Let's just say that, after cutting the pages, I became more
mindful about creasing them. The book was not in “new” condition but I handled
it even more gently.
If you set out to read this book, and were not able to finish
it during an entire presidential administration, you'd not be the first. You
already know the plot: Algeria, Italy, Germany, the White House. Details you
might want to use in an historical study are listed in the index, provided that
you know which people and places you're looking for. (You may or may not have
been interested in knowing that General Eisenhower managed to keep both dogs
and cats, overseas; Butcher introduces two of each and explains how three of
the animals got their names.)
There's something ineffably icky, for me, about official
military history. It's dry, detached—as it has to be. Military leaders live in
comfortable houses, throughout a modern war, and don't even have to see an
actual combat zone. Eisenhower thought “Telegraph Cottage” needed a dog, and
named the dog Telek; Butcher thought “Telek” sounded like a brand name for a
toothbrush; Eisenhower cheerfully observed that the dog's tail looked a bit
like a toothbrush...Yonder are men shot through their eyes. The heavens veil
their face from Man's intolerable race, drifts through my mind. No, I don't
prefer the memoirs or reports of those actually wading through the very special
war mud that was compounded of ordinary dirt, garbage and bodywastes, plus the
liquid effluvia from human corpses. I would prefer that humans figured out that
there have to be better ways to resolve disputes, and limit population, than war.

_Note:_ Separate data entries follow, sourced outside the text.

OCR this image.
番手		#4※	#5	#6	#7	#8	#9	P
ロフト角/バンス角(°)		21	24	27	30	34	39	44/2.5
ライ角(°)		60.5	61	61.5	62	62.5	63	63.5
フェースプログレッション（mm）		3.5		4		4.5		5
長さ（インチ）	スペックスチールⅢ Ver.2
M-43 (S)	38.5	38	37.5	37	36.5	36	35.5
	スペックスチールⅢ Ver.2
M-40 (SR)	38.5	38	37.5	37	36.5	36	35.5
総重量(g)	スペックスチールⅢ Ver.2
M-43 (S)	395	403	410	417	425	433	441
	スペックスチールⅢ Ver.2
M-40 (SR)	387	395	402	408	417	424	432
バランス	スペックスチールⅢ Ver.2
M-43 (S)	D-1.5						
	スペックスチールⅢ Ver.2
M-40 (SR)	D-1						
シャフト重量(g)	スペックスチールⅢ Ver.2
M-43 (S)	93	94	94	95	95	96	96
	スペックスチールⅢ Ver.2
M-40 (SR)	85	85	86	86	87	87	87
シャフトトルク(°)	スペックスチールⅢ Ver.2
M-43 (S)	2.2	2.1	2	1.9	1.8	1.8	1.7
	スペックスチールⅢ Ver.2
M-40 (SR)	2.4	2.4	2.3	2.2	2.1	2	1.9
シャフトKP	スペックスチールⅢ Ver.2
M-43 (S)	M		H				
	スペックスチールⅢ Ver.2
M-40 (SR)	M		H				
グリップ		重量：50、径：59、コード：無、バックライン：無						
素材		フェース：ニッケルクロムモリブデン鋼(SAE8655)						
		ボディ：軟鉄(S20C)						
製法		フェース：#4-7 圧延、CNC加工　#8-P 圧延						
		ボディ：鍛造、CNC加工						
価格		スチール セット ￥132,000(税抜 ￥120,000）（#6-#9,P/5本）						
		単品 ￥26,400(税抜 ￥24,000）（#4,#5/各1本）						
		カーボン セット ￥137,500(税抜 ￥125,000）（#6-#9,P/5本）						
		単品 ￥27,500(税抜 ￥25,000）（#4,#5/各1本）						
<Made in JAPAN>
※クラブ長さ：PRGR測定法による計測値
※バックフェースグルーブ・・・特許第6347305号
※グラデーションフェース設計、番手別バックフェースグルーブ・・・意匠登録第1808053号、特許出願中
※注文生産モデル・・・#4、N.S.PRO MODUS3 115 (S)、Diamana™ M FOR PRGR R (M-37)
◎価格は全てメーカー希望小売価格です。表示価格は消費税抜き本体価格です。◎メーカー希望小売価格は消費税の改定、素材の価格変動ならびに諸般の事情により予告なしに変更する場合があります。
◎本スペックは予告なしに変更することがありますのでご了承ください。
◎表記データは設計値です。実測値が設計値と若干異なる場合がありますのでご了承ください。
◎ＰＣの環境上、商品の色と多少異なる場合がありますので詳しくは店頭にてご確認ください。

Read an honest war story and say that making a third baby is
less a “perversion” than any other sexual act of which humans are capable, if
you can. Military history is written by people sitting at a distance sufficient
that they can go on giving other things higher priority than ending the
practice (and the felt need) of war. Wars are won by people capable of
forgiving their leaders for bickering about the best name to give a puppy while
those people, themselves, are using a friend's body as a shield. It is
better to win wars than to lose wars, and we respect and thank the people who
fought the wars...but when will we evolve an acceptance of better ways
to thin our population down?
Sorry. Here is a war story, not necessarily dishonest for its
distance from what your grandfather probably remembered. Buy it if it's useful
to you. I've left a few pages of the index uncut, and I promise I didn't cough
on the book. It's not a Fair Trade Book and will cost $5 per book, $5 per package, and $1 per online payment; two copies of this book might or might not fit into one package but several smaller books would fit in alongside one copy.